Chicago clown talks about circus life

Giovanni Zoppé didn’t have to run away from his family to join the circus-his family was the circus. Born into an Italian circus family that spans seven generations, Zoppé, who now lives in Aurora, has traveled the world performing his act as Nino the clown. Now his wife and son have joined him and are also performers in the family-style show, and his daughter performs when he comes to Chicago, where she lives.

Zoppé took a few minutes to talk to Chicago Parent about his circus life last year before his shows. He brings the show back to Bolingbrook and Addison this month. Check our calendar for details.
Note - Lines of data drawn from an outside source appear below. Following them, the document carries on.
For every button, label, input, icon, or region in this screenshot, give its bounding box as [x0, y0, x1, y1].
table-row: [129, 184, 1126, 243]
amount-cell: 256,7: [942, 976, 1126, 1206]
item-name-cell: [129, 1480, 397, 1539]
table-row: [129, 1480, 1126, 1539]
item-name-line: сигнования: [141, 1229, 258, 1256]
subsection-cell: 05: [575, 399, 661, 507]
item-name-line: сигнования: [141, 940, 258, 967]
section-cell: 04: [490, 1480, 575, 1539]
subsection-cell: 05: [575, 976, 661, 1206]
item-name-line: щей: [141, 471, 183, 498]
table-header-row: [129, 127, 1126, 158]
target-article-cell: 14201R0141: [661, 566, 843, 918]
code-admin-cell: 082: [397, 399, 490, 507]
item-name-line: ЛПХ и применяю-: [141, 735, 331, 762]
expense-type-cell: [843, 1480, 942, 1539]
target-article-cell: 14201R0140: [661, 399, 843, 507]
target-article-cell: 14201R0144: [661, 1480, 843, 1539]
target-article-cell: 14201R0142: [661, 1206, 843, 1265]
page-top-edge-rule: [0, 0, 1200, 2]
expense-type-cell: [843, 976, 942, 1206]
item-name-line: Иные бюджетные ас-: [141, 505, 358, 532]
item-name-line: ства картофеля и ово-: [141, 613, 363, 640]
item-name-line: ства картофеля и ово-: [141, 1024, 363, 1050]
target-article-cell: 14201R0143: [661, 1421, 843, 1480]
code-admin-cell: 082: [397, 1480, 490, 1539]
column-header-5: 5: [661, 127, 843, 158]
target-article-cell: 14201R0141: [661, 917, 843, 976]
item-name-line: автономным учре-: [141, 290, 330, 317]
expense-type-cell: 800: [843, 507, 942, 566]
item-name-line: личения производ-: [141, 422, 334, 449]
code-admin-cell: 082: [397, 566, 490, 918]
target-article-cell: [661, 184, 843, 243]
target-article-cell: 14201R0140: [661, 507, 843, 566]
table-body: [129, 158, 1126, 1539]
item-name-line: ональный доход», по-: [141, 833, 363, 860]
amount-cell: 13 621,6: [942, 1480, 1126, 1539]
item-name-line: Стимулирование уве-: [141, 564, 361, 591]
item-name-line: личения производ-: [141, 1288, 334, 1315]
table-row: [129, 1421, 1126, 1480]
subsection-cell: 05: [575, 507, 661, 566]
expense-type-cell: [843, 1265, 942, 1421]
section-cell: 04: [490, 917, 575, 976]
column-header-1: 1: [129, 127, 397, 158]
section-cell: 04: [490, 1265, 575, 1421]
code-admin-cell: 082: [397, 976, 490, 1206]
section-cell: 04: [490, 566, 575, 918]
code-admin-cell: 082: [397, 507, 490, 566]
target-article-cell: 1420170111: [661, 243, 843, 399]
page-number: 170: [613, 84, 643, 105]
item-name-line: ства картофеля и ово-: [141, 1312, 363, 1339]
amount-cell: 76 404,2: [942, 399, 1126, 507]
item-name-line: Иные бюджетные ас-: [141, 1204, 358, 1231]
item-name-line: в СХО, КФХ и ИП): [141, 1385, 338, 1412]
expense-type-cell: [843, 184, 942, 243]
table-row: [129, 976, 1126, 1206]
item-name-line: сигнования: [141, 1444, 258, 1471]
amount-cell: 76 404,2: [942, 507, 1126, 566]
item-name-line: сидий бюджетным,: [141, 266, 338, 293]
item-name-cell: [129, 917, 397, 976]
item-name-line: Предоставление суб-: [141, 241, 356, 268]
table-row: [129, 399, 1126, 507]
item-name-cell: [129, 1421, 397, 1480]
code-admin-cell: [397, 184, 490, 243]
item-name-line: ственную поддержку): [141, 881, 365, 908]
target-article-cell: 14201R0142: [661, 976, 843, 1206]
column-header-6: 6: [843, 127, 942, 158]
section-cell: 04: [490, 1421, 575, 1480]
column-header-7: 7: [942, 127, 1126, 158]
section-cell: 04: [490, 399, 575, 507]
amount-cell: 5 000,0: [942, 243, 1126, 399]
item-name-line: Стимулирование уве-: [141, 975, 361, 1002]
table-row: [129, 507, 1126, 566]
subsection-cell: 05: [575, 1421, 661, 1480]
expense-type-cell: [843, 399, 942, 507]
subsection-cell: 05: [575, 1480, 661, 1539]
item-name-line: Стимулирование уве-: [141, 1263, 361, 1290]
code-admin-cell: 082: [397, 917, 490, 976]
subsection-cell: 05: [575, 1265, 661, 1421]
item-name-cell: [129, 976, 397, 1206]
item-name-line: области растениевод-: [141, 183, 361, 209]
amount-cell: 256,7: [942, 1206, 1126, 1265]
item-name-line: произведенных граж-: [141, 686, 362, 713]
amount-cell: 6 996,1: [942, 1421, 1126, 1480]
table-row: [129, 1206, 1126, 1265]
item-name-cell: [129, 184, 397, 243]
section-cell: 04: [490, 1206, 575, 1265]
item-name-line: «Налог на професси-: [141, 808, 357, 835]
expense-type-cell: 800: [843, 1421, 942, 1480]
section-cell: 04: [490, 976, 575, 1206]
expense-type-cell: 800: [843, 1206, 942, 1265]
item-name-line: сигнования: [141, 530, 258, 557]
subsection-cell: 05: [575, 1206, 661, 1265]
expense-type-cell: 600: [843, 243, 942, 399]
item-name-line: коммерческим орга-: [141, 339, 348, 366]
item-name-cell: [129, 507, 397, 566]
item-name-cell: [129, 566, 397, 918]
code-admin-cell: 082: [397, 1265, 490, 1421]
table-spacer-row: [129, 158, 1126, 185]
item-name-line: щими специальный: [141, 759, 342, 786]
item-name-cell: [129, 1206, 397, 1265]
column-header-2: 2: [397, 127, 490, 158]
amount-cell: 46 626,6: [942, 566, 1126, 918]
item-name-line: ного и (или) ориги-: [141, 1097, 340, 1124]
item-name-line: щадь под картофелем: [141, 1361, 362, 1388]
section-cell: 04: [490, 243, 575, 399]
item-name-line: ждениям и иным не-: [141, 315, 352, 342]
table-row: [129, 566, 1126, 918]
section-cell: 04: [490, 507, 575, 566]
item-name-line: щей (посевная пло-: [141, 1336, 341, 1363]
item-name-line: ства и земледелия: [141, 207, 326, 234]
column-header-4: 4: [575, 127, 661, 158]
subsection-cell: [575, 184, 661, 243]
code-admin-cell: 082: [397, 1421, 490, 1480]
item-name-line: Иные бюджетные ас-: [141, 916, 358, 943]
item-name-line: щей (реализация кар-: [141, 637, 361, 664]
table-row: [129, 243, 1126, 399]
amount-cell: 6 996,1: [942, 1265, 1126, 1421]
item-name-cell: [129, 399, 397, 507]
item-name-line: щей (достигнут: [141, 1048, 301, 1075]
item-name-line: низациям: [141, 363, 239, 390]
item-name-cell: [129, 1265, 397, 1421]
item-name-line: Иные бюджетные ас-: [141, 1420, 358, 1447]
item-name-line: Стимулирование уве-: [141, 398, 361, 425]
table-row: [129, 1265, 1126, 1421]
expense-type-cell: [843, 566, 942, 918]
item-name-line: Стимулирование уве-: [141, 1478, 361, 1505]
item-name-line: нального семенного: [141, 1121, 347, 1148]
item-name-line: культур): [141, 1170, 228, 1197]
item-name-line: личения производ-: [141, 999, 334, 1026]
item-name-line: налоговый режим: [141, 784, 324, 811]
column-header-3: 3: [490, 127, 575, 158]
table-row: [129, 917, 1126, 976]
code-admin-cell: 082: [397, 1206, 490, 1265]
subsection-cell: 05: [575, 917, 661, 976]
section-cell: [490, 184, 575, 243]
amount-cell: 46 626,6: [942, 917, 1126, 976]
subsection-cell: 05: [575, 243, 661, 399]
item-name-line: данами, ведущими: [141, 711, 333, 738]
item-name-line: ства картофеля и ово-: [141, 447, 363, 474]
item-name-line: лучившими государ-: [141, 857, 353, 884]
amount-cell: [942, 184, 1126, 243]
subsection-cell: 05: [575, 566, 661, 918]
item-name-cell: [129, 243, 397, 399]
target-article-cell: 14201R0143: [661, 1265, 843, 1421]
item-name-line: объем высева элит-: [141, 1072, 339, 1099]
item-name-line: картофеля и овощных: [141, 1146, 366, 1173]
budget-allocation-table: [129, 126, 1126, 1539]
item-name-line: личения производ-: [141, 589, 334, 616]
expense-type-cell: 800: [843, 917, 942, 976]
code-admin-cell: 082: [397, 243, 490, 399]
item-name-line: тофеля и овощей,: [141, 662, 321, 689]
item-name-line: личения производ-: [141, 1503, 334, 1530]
You live in the Chicago area now. Did you grow up here? No, I grew up all over the world. We traveled all the time. But I was born in the parking lot at WGN studios when my father was filming the Bozo show.

What did it mean to grow up in a circus family? Did you have to be a part of the circus? No, I didn’t have to. I never had to. I chose to do it; I love it. When I was 2 years old until today, I basically performed in every show. When I was 2, I heard my family’s music start and I broke away from the babysitter and ran into the ring and took a bow. But I was completely naked. They don’t let me do that anymore.

Do you ever have any second thoughts about taking your son on the road? No, never. It’s the greatest life for a child…you get to experience the world. No school, no teachers, nobody can teach you what the world teaches you. For me it was an amazing life, growing up in the circus.

Is your wife also in the circus? She is now.

Was that part of the marriage deal? No, no, no. Well, yeah, it was. She went to the University of Illinois and they have a circus program there. She fell in love with the circus. … We met about 15 years ago while she was performing at a circus in Florida. We met again 12 years after our first meeting and fell in love and now we have a little boy.

Is circus life hard for a family? It’s one of most difficult lives in the world, but also the most rewarding. There are always flat tires and engagement problems. There are so many challenges with taking a company of 35 people from coast to coast with seven trucks and trailers. But when I get in the ring and look at that audience, it just kind of all goes way.